One more hurrah for Nicolas Cage: Hurrah! It usually takes excellent material for Cage to shine, and this is as heavy as it is maniacal. It's a layered performance that changes depends on who he interacts with. Some of the greater scenes involve Xzibit's Big Fate. It's a shame that a genuinely enjoyable rap-actor like Xzibit gets pigeon-holed into stereotypical roles like this, but again, the material is strong. While these were my preferred characters, I can't speak ill of anyone involved, and there are a slew of roles in this movie. Mendes may be the weakest link, but it may be the character's displacement.
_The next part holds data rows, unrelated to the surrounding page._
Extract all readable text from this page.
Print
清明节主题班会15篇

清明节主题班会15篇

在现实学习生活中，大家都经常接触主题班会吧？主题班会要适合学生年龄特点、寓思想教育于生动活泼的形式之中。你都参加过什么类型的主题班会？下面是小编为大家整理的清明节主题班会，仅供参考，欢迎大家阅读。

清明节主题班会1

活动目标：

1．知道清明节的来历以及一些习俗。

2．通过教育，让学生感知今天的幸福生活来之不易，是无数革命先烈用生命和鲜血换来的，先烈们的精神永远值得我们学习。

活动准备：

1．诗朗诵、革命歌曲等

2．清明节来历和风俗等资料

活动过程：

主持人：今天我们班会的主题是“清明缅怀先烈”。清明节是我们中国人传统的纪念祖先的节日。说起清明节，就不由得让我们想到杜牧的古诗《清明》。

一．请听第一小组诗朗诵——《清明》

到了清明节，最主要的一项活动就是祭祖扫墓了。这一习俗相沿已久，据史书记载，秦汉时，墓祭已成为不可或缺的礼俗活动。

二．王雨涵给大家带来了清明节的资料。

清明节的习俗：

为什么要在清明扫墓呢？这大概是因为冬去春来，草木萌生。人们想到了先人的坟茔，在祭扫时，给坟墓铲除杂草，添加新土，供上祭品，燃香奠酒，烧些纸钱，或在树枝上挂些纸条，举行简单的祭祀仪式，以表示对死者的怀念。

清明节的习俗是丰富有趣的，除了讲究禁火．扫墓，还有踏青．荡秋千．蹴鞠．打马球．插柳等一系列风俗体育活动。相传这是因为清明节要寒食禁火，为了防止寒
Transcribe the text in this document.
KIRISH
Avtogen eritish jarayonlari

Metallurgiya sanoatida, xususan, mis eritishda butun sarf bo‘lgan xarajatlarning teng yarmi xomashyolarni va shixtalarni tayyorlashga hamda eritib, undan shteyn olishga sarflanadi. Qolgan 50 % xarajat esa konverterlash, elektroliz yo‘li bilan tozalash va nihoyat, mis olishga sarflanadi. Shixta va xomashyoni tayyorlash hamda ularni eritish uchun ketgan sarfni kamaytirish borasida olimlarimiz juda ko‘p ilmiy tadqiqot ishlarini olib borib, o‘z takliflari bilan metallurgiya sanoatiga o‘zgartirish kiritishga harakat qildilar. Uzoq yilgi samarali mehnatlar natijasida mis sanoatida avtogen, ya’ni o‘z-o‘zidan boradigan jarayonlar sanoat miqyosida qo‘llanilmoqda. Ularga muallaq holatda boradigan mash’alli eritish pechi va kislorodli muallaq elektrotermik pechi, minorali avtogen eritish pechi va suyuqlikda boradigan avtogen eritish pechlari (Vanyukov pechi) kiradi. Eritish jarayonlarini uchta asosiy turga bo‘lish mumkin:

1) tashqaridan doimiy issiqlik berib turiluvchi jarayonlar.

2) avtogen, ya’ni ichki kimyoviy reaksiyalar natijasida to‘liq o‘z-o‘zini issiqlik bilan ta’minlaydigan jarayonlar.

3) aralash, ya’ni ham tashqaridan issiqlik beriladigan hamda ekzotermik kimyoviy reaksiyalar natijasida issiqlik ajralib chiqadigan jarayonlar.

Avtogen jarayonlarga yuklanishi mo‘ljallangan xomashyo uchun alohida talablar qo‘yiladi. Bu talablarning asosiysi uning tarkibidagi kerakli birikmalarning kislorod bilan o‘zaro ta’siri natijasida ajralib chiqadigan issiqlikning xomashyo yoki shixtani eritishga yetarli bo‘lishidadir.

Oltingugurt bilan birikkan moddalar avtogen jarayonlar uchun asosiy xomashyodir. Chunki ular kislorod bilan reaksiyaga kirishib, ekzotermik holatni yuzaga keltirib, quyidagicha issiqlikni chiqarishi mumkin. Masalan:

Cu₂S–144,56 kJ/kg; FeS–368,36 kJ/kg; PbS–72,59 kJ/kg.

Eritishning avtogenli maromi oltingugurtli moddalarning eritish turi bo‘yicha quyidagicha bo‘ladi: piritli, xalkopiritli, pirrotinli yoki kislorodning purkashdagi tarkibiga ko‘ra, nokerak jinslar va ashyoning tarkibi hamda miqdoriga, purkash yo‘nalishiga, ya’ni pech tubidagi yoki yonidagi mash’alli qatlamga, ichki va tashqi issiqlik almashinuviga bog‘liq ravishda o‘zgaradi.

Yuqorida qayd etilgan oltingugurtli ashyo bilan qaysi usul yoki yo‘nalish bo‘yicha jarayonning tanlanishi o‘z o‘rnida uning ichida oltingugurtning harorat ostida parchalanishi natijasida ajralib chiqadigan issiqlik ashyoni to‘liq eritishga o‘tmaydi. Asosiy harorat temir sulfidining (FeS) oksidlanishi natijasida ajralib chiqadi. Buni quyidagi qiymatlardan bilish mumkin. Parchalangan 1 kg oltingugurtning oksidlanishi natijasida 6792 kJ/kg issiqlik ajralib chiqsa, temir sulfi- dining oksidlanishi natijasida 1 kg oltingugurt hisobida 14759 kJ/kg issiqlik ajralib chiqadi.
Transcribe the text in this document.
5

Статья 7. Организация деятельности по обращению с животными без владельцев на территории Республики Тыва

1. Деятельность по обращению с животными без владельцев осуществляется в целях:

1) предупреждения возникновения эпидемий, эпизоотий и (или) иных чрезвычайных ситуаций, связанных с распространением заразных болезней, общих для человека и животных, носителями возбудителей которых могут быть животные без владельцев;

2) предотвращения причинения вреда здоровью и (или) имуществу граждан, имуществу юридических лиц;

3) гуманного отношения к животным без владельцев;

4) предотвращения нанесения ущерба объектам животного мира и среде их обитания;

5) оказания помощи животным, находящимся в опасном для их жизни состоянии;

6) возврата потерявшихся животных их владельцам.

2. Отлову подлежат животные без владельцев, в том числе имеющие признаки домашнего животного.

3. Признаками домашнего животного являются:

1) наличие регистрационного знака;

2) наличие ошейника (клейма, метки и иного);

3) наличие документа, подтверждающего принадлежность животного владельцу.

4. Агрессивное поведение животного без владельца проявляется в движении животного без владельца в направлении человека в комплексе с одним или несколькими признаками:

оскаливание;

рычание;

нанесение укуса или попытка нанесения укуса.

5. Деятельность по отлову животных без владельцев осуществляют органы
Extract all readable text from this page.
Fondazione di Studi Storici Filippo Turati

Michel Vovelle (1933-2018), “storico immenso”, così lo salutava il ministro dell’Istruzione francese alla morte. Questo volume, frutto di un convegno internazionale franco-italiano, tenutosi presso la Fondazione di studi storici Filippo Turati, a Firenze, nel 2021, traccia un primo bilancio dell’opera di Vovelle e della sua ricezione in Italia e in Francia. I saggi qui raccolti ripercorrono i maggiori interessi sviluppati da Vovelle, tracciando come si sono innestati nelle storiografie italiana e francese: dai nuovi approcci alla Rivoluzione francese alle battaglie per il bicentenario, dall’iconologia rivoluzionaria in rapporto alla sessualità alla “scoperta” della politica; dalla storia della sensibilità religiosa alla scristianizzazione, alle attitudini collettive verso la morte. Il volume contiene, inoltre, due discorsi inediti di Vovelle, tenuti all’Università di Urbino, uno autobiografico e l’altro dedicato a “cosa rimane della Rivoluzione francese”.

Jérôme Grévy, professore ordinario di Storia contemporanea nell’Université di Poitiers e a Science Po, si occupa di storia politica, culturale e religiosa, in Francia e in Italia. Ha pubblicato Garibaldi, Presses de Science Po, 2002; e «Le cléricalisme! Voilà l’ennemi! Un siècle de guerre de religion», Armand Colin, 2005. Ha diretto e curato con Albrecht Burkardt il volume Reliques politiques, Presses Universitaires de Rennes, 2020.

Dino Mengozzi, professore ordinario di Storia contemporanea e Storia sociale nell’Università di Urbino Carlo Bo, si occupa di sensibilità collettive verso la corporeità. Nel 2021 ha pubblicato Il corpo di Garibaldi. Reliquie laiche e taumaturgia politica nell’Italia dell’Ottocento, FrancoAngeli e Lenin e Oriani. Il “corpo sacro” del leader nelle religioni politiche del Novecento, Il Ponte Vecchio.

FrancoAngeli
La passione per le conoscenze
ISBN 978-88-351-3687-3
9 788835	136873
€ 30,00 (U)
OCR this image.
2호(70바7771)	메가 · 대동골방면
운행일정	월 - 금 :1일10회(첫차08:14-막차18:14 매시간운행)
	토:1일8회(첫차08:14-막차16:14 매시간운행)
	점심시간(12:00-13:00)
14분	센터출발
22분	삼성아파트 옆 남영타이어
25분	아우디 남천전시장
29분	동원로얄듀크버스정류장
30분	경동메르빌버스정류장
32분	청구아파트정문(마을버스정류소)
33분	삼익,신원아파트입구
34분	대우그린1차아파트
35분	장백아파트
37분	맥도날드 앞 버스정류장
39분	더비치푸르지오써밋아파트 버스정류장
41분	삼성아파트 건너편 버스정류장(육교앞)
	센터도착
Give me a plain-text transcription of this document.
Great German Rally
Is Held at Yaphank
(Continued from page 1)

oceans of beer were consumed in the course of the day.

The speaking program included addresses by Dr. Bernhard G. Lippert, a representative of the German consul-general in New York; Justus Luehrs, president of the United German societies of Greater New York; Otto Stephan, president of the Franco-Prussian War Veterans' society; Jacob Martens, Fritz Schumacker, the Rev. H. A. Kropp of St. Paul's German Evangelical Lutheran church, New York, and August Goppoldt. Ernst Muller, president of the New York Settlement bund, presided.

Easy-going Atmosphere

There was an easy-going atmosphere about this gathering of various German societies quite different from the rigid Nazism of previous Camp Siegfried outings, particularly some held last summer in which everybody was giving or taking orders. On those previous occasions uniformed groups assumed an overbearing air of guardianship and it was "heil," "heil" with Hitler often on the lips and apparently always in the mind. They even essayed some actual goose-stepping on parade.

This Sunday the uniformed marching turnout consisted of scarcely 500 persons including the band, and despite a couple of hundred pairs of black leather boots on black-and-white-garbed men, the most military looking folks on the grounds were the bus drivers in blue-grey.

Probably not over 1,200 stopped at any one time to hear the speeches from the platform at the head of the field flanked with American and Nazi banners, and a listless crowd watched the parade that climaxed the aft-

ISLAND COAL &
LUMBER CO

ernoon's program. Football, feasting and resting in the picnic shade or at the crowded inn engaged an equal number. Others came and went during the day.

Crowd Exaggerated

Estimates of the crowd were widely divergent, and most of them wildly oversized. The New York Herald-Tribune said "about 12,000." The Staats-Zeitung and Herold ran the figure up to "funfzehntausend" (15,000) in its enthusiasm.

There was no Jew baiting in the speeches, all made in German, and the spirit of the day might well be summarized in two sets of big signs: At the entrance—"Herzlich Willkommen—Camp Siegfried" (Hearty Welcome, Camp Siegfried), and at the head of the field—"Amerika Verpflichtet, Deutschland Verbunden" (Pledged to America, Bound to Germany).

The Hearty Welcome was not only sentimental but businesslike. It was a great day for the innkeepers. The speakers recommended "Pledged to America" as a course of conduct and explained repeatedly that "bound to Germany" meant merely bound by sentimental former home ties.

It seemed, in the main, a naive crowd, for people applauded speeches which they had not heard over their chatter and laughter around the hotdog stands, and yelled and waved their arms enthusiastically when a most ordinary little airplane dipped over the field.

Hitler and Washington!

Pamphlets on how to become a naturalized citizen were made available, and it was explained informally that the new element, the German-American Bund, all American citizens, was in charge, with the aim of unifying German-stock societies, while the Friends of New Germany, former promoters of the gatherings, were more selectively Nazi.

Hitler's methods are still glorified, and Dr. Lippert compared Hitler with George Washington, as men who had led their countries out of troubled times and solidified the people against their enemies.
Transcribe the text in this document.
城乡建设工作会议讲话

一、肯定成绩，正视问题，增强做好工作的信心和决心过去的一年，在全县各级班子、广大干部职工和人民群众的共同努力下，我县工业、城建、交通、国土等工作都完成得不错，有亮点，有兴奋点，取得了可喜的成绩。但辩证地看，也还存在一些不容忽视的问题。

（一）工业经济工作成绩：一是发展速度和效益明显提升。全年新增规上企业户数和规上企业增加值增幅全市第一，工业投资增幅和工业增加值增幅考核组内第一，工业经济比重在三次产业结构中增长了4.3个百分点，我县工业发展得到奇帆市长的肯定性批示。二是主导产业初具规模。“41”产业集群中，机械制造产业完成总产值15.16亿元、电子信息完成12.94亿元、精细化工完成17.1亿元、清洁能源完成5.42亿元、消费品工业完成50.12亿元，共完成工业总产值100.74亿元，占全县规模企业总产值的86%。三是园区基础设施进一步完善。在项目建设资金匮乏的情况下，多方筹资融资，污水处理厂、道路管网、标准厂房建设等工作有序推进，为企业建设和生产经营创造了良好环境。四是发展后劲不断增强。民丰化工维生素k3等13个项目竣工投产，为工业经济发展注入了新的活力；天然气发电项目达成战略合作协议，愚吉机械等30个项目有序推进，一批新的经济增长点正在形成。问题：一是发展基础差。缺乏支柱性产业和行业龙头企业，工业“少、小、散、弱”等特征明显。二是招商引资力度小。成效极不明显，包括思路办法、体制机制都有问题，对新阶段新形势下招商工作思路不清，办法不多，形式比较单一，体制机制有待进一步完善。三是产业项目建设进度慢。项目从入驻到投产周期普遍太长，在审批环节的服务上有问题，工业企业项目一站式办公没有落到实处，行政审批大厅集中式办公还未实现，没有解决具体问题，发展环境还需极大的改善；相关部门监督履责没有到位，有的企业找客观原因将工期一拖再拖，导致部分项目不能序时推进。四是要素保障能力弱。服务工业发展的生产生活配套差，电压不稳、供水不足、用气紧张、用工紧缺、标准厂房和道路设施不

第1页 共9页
I'll allow it.
The Bad Lieutenant: Port of Call - New Orleans is a two-hour movie that feels like a two-hour movie, because it takes you to a lot of places. A few scenes could have been trimmed, but they're straws of hay in a pile of deliciously sharp needles. Rarely does my home state of Louisiana get put into a light that doesn't involve the most ignorant fucking rednecks you can imagine, even though it's usually not like that at all. If this means our new stereotype is balls-crazy and drug-ridden, so be it. I don't know why there aren't more features here. There's a photo album, taken by Lena Herzog, with over a hundred or so shots that she took from the production. I don't tend to care for photo-features, but there wasn't a dull picture in this bunch. I found myself wanting many of them as posters to tack on the walls of my childhood bedroom.
There's a half-hour making-of doc that is well worth watching. After a brief overlook on the film, many separate days of shooting are singled out, both for the shots involved and for the problems that arose while filming them. It's always nice to see a director having so much fun on a film, rather than being stifled and obnoxious. And after the alternate trailer, there's nothing else. Far be it for me to take you from the lovely hi-def, but I'm not sure the Blu-ray is worth the extra few bucks, though the movie itself is, if that makes any sense.